EBU’L A’LÂ MEVDUDİ’NİN (RH.A.) BAKIŞ AÇISIYLA SAFFAT SURESİ 158. ve 172. AYETLER
BİSMİLLAHİRRAHMANİRRAHİM
Hamd kendisinden başka ilah olmayan, mutlak manada tek güç ve kudret sahibi olan Allah’a mahsustur. Salat ve selam tüm peygamberlerin ve onları takip eden tabilerinin üzerine olsun.
158- Onlar, kendisiyle (Allah ile) cinler arasında da bir soy-bağı kurdular.(89) Oysa andolsun, cinler de onların gerçekten (azab için getirilip) hazır bulundurulacaklarını bilmişlerdir.
159- Onların nitelendirmekte olduklarından Allah yücedir.
160- Ancak muhlis olan kullar başka.
161- Artık siz de, tapmakta olduklarınız da,
162- O’na karşı kimseyi fitneye sürükleyecek olanlar değilsiniz.
163- Ancak kendisi çılgınca yanan ateşe girecek olan başka(90) (onu sürüklersiniz) .
164- (Melekler der ki:) “Bizden her birimiz için belli bir makam vardır.”(91)
165- “Biziz, o saflar halinde dizilmiş olanlar, gerçekten biziz.”
166- “Biziz, o tesbih edenler de, gerçekten biziz.”
167- Onlar (putatapıcılar) , her ne kadar şöyle diyor idiyseler de:
168- “Eğer yanımızda öncekilerden bir zikir (kitap) bulunmuş olsaydı,”
169- “Gerçekten bizler de, Allah’ın muhlis kullarından olurduk.”(92)
170- Fakat (kitap gelince) onu tanımayıp-küfrettiler; yakında bileceklerdir.
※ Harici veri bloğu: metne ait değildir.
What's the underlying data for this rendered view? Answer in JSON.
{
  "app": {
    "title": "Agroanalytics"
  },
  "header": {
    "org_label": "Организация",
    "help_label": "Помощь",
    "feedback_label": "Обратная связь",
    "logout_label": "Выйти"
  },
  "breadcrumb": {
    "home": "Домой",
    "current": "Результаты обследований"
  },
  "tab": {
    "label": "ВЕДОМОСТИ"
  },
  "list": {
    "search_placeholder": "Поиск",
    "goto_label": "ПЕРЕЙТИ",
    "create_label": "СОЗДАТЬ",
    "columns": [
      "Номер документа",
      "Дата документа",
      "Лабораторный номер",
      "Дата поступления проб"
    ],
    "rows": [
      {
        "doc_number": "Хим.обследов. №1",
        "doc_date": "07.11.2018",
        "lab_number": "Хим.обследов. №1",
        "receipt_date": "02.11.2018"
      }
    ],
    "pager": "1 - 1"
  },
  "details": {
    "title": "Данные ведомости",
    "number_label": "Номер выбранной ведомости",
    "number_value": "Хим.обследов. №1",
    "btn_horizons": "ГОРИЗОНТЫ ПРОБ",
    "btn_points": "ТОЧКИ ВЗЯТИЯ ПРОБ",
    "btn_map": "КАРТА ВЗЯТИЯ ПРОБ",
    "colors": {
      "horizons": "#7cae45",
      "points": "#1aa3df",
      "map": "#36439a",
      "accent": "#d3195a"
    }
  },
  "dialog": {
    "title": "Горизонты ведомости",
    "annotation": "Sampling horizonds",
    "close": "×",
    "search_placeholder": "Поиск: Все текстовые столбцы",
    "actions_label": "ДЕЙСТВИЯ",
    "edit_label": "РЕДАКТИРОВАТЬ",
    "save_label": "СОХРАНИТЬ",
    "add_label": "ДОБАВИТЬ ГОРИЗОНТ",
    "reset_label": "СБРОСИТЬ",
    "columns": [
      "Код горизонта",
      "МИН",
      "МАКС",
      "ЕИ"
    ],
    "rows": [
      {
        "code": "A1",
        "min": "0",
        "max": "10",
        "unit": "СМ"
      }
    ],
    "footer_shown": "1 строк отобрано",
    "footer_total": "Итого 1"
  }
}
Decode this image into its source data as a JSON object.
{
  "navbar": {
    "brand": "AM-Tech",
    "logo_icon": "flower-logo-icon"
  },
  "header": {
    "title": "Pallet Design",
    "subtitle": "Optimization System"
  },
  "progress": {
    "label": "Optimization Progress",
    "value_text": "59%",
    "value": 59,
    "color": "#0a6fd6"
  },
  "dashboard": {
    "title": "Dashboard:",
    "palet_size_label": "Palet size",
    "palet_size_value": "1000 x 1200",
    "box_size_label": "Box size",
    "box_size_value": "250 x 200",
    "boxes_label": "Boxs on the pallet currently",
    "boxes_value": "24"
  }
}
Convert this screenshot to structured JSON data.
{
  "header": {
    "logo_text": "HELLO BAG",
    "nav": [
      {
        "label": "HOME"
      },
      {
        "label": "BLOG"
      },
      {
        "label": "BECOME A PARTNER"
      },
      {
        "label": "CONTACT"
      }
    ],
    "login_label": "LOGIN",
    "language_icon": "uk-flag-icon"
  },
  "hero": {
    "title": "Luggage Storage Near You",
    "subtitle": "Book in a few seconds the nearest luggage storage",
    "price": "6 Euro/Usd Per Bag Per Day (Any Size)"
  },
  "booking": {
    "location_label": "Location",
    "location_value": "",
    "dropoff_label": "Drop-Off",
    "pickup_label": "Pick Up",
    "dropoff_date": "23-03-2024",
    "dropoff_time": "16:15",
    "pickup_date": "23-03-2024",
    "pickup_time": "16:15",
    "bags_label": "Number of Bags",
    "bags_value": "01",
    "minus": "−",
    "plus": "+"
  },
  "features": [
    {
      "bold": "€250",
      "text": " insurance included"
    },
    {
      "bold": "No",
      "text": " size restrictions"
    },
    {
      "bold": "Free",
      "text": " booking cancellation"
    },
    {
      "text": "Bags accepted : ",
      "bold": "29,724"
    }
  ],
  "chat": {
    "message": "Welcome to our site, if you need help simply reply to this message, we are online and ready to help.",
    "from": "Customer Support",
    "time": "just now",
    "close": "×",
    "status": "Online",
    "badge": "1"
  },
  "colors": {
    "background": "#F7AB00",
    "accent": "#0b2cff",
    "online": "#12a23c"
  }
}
171- Andolsun, (peygamber olarak) gönderilen kullarımıza (şu) sözümüz geçmiştir:
172- Hiç tartışmasız onlar, muhakkak nusret (yardım ve zafer) bulacaklardır.(93)
AÇIKLAMA
89. Burada melekler için “el-cinn” kelimesi kullanılmıştır. Bu gizli yabancı bir mahluk anlamına gelir. Bazı müfessirlere göre, melekler de gizli, yabancı varlıklar olduğundan, “el-cinn” kelimesi ile melekler kastolunmaktadır. Nitekim daha sonra gelen konu bu hususu teyid etmektedir.
90. Bu ayetin diğer bir anlamının şöyle olması mümkündür. “Sizler ve ma’budlarınız bir kimseyi yoldan çıkarma gücüne sahip değilsiniz.” Diğer anlamı alırsak manâ şöyle olur: “Bizi Allah’ın kızları zannederek bizlere tapıyorsunuz, ancak bu yaptıklarınız bizi yoldan çıkaramaz. Bu şekilde ancak kendilerine azabın gelmesini isteyen ahmaklar yoldan çıkar.” Kısaca melekler “Bu sapıklığınızın benimle bir ilgisi yoktur” demektedirler.
91. Yani, değil Allah’ın kızları olmak, bizler, bizim için çizilmiş sınırları bir santim bile aşamayız.
92. Aynı konu Fatır: 42’de geçmektedir.
93. “Ordumuz (Allah’ın ordusu) ile, Rasûlullah’la (s.a.) birlikte savaşan müminler kastolunmaktadır. Ayrıca Allah’ın emriyle Müslümanlara yardım eden gizli güçler de kastediliyor olabilir.
Ancak bu, peygamberlerin her zaman sıyasi sahada galibiyet sağlayacakları anlamına gelmez. Galibiyet elde edilecek olan sahalar çoktur ve siyaset bunlardan sadece biridir. Nitekim peygamberler, siyasal başarı kazanamadıkları birçok yerde ahlâkî başarılar elde etmişlerdir. Bazı kavimler kendilerine gelen peygamberleri yalanlayarak, onları reddettiklerinde helâk olmuşlardır. Ancak cahili düşünce ve inanışlar geçici bir süre rağbet görmüş olsalar dahi, kısa bir zaman sonra silinip gitmişlerdir. Fakat peygamberlerin getirdikleri gerçek, binlerce sene geçmiş olmasına rağmen bugün de hakikattir, kıyamete değin de hakikat olarak kalacaktır.